Each Tuesday, the Daily Voice on UMassMedNow features a first-person narrative from a researcher explaining the science behind a recent grant, and the inspiration or impetus behind becoming a scientist at UMass Medical School. If you know of a researcher you’d like to see profiled, send an e-mail


Dale L. Greiner, PhD, professor of medicine, talks about the science behind his grant: Viral Infection Influence on Transplantation Tolerance, National Institute of Allergy and Infectious Diseases, one year, $1,831,155; recommended for four additional years, $7.8 million

Dale Greiner 

Transplant patients require lifelong immunosuppressive therapies to prevent their bodies from rejecting grafts they have received. Unfortunately, this treatment may lead to increased risk of tumors and susceptibility to infections. Our research seeks to understand how the body’s immune system recognizes tissue grafts as foreign and how it can be trained to permanently accept those grafts without immunosuppressive therapies. This knowledge is crucial to the development of transplantation methodologies that will reduce or eliminate the need for chronic immunosuppression. 

We have a distinguished group of scientists on our team: Drs. Michael Czech, Raymond Welsh, Roger Davis, Liisa Selin and Michael Brehm from UMMS, as well as Dr. Premlata Shankar from Texas Tech and Dr. Leonard Shultz from The Jackson Laboratory. Together, we have discovered a novel approach using short-term modulation of a mouse immune system to induce permanent graft survival without chronic immunosuppression. We are also identifying the mechanisms behind a graft rejection due to infection, and are translating these findings to a human immune system. 

When I was a college student working as a medical technologist in a clinical laboratory, I often wondered why some people get sick and develop infections, cancer or autoimmunity while others do not. I realized that simply understanding a disease’s symptoms would not lead to an effective approach to prevent it. 

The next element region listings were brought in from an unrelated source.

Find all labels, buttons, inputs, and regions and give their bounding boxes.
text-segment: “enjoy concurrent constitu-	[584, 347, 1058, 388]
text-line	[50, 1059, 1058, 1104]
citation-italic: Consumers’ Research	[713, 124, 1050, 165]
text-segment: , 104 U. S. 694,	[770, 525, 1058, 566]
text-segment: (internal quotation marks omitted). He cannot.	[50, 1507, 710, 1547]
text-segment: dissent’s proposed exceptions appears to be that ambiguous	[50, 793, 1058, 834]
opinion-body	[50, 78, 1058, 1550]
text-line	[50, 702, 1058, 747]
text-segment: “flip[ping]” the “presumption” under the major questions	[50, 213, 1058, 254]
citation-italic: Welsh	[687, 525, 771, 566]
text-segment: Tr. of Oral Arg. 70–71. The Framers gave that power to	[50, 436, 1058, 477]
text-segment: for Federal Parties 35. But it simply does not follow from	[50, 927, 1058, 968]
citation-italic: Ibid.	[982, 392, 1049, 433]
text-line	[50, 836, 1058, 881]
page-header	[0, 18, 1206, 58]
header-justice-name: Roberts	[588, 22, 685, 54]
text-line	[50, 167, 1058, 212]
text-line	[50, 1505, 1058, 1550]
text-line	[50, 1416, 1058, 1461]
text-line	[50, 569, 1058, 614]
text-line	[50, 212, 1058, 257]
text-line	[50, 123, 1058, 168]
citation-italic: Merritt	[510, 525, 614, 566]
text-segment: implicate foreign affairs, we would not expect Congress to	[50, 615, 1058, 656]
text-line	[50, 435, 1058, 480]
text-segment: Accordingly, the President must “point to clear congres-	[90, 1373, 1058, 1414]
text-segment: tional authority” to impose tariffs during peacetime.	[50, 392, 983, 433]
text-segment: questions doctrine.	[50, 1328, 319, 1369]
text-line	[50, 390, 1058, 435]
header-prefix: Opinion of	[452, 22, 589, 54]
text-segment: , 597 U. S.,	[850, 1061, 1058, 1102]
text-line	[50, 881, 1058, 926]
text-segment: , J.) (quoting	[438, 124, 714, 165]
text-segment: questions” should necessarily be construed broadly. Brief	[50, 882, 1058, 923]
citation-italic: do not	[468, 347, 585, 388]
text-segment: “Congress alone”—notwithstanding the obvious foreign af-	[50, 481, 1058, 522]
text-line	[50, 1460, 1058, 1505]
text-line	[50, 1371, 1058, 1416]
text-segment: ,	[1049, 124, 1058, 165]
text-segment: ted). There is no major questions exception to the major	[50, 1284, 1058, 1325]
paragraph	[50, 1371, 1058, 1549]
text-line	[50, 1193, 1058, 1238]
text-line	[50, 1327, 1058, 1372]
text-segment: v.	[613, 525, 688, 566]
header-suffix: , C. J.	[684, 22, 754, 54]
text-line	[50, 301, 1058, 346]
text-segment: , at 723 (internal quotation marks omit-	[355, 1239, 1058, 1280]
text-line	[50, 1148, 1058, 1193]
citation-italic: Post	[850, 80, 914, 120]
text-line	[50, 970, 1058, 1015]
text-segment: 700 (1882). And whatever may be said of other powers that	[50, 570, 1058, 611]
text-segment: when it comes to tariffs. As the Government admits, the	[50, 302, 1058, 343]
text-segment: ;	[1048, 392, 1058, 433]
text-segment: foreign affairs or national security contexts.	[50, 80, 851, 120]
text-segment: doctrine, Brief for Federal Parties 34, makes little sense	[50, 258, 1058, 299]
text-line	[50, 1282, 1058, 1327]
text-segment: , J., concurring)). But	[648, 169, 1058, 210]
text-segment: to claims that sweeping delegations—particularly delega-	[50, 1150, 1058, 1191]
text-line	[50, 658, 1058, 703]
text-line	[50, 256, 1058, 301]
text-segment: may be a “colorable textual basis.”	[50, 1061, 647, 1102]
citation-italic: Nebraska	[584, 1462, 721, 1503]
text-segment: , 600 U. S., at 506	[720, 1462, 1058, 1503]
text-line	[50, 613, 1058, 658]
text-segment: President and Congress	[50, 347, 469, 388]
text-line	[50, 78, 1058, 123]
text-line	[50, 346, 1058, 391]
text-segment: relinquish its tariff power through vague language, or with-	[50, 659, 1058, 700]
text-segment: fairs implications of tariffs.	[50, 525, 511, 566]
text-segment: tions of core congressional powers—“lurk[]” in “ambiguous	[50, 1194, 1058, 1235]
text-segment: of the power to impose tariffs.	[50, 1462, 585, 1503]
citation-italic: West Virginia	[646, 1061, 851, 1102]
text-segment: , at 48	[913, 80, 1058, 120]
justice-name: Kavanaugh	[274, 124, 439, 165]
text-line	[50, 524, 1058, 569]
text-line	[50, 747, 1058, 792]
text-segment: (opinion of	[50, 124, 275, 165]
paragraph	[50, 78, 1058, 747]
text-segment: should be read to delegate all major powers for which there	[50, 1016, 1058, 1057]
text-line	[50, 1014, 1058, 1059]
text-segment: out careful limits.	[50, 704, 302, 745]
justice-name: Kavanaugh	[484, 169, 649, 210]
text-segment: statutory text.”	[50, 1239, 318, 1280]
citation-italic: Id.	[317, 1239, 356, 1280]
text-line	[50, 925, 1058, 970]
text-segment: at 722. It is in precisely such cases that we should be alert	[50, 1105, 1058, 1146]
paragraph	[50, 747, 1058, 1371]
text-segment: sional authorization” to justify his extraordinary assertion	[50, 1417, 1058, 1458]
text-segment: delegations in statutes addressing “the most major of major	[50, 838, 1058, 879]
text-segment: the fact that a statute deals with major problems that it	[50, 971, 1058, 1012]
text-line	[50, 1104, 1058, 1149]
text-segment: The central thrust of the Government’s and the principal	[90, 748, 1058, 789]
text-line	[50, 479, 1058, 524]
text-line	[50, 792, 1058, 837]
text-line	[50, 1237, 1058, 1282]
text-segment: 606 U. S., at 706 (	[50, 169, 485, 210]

My graduate school mentor introduced me to the world of immunology, which, at the time, was a new science and little was known about how the immune system controlled these diseases. He challenged me to ask why and how, rather than to simply catalog the clinical outcome. Each scientist I have interacted with since then has posed the same questions, and searching for the right answers continues to be a driving force in my life. 

I came to UMMS in 1991 to work with the diabetes research group who had just discovered that type 1 diabetes was in fact an immune-mediated disease. As an immunologist, learning how the immune system in type 1 diabetics identifies the insulin-producing cells as “foreign” and rejects them was, and continues to be, a fascinating question that underlies the basis for diabetes as well as many autoimmune disorders. 

Scientific research is an ongoing learning experience and no two days are the same. The questions are fascinating and the approaches to understanding the answers are constantly evolving. Research provides the opportunity to interact with some of the brightest and most talented individuals in the world, and learn from them and apply that new knowledge to your work and life.